Антон отвечает не сразу: долго переваривает услышанное и не может поверить. Его поражает как откровенность Арсения сама по себе, так и его загоны по поводу вчерашнего — ночью тот казался таким уверенным в своих действиях.
— Эй, ты чего? — Антон прямо жопой по земле подползает к нему ближе и касается его плеча. — Я же сам на всё согласился и мог тормознуть тебя в любой момент, просто не хотел. Ты прав, мне понравилось. И я… блин, у меня мозг немного сломался.
— Потому что я зануда, всезнайка, который всех критикует, и в целом чокнутый? — кисло улыбается Арсений, по-прежнему глядя на дрожащие руки — так тер их, что теперь они все серые. — И при всем этом ты со мной кончил?
— Типа того, — соглашается Антон и треплет его за плечо — Арсений трясется, как тряпичная кукла, но всё равно на него не смотрит. — Посмотри на меня. Знаешь, я же привык, что ты всегда маячишь пятном где-то на фоне, орешь, злишься на всех, придираешься. Я думал про тебя: «Сука, как же он бесит», а сейчас мы целый день вместе, а ты не бесишь. И мне легко подстроиться под твои, ну, — он крутит пальцем у виска, — приколы.
— Ты раздражаешь меня не так сильно, как все остальные. — Арсений смешно морщит нос и наконец переводит на него взгляд. — Хотя я в шоке, что ты можешь вытерпеть меня дольше десяти минут — ты один из немногих, кому это удается.
— То ли еще будет, — смеется Антон, и ему всё-таки удается вызвать у Арсения ответную улыбку — ту самую, до ямочек на щеках. — А теперь иди мыться, потом поедим — и ложимся?
— Спим недолго, встаем до рассвета, — отрезает Арсений, включая вдруг свою привычную серьезность, — мы из-за твоей черепашьей скорости потеряли кучу времени. Плюс так безопаснее.
— Мы не будем дежурить, типа, сначала ты спишь, потом я?
— Нет, это не имеет смысла, к тому же я сплю чутко и просыпаюсь от любого шороха или странного ощущения. Если пустишь на меня слюни — тоже проснусь.
— То есть мне на тебя слюни пускать нельзя? — Антон не скрывает в голосе двусмысленных ноток.
— Я этого не говорил, — загадочно отвечает Арсений, а потом цокает и закатывает глаза: — Боже, теперь я с тобой флиртую. Пойду руки помою.
Он так легко признает этот факт флирта, что Антон выпадает в осадок — а когда до него доходит, что можно игриво ответить «Меня, в отличие от тебя, это не раздражает», Арсений уже с полотенцем уходит к ручью. Хочется крикнуть ему вдогонку «Возможно, я буду за тобой подсматривать!», но для этого Антон по-прежнему чересчур смущен, хотя само желание подглядывать у него и правда имеется. Проблема лишь в том, что в такой темноте он всё равно ничего не увидит, если только не будет светить на Арсения фонариком.

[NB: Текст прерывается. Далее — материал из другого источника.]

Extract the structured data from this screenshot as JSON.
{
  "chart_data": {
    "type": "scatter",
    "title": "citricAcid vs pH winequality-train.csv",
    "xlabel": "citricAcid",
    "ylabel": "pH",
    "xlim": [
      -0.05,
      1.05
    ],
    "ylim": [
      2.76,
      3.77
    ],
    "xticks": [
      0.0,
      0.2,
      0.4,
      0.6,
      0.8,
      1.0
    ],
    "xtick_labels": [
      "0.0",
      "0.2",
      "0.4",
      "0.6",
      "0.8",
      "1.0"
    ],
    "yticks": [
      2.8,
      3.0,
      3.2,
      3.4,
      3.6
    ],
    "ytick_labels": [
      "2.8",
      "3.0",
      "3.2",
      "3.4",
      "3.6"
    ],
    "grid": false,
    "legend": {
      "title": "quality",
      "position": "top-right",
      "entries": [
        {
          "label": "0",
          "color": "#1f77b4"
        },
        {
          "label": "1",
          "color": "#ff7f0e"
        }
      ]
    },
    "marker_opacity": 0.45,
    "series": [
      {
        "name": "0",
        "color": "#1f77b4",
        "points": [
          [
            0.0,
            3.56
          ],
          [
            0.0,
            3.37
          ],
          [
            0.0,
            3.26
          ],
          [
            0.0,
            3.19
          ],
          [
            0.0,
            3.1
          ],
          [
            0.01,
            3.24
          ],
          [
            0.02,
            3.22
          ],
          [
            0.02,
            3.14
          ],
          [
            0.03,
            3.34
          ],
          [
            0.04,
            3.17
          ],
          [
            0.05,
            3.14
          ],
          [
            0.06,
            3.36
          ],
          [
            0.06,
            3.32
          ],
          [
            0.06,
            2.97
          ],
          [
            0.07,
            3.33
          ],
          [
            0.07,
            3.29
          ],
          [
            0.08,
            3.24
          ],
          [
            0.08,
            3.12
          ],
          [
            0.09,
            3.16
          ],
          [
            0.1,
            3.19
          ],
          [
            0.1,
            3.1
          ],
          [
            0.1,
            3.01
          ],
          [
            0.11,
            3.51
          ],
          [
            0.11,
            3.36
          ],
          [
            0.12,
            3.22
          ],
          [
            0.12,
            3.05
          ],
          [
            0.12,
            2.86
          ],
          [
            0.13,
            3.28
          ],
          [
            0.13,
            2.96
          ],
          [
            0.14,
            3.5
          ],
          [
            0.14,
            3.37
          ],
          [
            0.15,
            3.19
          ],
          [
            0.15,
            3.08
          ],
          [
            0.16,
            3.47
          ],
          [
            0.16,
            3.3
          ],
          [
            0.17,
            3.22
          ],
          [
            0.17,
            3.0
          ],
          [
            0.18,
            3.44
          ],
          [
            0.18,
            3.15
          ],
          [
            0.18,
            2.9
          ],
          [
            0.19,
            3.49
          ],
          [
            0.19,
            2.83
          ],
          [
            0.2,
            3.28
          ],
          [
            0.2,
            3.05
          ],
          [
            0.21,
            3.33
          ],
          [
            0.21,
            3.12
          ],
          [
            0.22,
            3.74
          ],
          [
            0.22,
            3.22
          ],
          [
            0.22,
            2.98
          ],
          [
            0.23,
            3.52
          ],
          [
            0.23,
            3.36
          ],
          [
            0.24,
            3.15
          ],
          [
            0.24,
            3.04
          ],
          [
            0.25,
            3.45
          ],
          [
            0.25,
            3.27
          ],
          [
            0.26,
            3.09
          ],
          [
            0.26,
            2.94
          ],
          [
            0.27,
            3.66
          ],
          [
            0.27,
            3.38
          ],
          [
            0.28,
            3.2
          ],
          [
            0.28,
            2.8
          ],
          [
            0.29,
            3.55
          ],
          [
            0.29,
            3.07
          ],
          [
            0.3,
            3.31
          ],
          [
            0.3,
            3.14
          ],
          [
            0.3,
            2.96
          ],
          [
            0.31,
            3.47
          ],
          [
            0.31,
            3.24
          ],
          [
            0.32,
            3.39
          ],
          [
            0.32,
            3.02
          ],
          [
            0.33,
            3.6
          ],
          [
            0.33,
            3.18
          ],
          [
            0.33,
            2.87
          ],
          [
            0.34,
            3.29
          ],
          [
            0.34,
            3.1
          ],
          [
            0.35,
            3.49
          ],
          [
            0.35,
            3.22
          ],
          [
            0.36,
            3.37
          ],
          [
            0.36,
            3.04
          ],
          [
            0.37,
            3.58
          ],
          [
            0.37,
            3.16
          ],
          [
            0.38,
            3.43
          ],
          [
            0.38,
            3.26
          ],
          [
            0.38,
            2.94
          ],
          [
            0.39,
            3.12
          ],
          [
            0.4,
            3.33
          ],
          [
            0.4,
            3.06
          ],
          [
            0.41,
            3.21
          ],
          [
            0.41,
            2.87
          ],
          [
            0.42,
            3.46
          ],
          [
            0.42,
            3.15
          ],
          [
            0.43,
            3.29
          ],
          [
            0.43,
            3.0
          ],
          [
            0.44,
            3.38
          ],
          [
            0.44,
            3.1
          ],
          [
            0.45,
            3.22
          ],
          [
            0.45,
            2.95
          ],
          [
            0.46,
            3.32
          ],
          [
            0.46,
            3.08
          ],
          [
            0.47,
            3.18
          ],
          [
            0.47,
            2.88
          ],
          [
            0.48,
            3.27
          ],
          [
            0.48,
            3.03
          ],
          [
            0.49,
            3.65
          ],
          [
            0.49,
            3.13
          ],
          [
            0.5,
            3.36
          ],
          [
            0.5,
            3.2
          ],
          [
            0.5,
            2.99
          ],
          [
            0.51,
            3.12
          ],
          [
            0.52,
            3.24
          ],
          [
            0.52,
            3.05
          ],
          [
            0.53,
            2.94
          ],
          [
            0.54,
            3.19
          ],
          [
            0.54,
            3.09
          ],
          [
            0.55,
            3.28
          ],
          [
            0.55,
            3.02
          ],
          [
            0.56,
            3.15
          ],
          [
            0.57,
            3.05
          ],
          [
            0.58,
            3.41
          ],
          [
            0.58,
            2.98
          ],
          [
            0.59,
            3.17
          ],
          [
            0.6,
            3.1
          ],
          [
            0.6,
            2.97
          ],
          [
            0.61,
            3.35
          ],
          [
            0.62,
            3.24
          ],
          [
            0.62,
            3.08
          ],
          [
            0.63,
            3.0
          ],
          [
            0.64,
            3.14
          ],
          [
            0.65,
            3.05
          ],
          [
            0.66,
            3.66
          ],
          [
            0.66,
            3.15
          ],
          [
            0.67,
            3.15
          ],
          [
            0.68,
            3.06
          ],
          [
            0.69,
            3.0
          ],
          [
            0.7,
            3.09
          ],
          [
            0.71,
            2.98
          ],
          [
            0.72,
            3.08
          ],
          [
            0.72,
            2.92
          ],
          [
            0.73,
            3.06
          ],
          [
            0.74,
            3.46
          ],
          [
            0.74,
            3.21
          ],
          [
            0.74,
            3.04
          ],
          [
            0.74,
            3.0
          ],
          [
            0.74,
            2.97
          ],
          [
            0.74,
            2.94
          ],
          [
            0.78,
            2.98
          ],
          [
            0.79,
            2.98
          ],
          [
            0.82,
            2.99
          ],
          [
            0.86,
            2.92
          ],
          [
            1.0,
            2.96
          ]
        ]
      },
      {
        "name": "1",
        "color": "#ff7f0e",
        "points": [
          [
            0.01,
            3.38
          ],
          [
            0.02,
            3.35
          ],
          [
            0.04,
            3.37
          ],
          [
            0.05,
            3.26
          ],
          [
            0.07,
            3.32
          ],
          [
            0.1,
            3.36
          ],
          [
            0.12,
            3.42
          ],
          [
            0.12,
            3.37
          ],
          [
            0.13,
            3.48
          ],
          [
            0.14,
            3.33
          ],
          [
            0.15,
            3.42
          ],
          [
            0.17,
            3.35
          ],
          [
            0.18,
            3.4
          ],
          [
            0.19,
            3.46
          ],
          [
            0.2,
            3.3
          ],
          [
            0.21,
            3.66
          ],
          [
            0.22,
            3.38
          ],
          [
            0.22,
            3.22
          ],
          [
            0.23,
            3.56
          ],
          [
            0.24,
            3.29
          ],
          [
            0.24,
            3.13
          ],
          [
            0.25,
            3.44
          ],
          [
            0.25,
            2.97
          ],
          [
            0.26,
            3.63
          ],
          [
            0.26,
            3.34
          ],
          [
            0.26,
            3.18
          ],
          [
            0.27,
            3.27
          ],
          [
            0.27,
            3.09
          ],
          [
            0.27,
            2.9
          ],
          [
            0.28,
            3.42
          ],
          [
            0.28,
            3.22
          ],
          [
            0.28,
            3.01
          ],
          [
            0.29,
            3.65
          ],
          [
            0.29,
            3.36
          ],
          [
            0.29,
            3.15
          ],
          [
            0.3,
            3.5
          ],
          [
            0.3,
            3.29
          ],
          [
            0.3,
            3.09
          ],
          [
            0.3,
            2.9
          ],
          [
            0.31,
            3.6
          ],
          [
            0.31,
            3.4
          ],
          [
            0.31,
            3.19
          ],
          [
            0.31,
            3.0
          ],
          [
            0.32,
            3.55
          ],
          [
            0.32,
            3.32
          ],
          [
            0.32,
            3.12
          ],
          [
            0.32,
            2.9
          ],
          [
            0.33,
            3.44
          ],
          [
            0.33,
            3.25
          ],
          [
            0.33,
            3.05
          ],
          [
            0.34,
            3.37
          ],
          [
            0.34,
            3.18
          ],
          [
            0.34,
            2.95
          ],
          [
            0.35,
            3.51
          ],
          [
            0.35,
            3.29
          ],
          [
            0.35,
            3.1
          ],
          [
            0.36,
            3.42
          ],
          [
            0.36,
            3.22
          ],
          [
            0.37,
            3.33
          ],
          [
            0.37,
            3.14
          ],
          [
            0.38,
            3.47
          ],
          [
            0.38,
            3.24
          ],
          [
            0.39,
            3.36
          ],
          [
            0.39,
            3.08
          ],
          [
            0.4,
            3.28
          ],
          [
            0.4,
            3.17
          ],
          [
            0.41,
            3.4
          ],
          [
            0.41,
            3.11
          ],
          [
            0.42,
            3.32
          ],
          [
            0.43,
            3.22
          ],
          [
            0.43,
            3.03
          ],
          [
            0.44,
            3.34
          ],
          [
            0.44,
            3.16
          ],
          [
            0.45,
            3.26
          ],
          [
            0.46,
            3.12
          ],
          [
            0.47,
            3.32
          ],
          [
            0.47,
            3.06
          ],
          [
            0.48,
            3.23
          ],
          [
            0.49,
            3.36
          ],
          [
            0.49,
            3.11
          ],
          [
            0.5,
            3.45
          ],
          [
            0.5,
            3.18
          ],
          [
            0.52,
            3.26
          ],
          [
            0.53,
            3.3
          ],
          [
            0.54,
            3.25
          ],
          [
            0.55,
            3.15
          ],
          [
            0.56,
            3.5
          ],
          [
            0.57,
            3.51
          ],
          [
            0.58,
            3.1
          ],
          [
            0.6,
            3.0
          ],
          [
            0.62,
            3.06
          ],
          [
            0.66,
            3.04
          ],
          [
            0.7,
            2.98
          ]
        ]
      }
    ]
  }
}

Какой абсурд: он флиртует с Арсением Поповым, Арсений Попов флиртует с ним, они флиртуют другом с другом — и, что страннее всего, никто этого не отрицает.
***
Антон вертится в мешке, как гусеница в коконе, и никак не может улечься. Дело не в том, что мешок тесный — нет, Арсений был прав, он довольно широкий и удобный, а греет так, что жарко в штанах и футболке. Успокоиться не дают мысли об Арсении.
Тот снаружи, чистит зубы так долго, словно у него их не меньше двухсот, как у акулы. А Антон тупо провел щеткой по зубам несколько раз, повозил по рту круговыми движениями, прополоскал водой из бутылки — и всё, сразу пошел спать. А теперь лежит, смотрит на пустое место, куда должен лечь Арсений, и сердце отчего-то громыхает в груди. За три года обучения ему не раз приходилось спать бок о бок с кем-то, но ни разу ладони перед этим не потели. Жаль, что еще нет полуночи, и нельзя заглянуть в рюкзак и найти там что-нибудь полезное — снотворное, например.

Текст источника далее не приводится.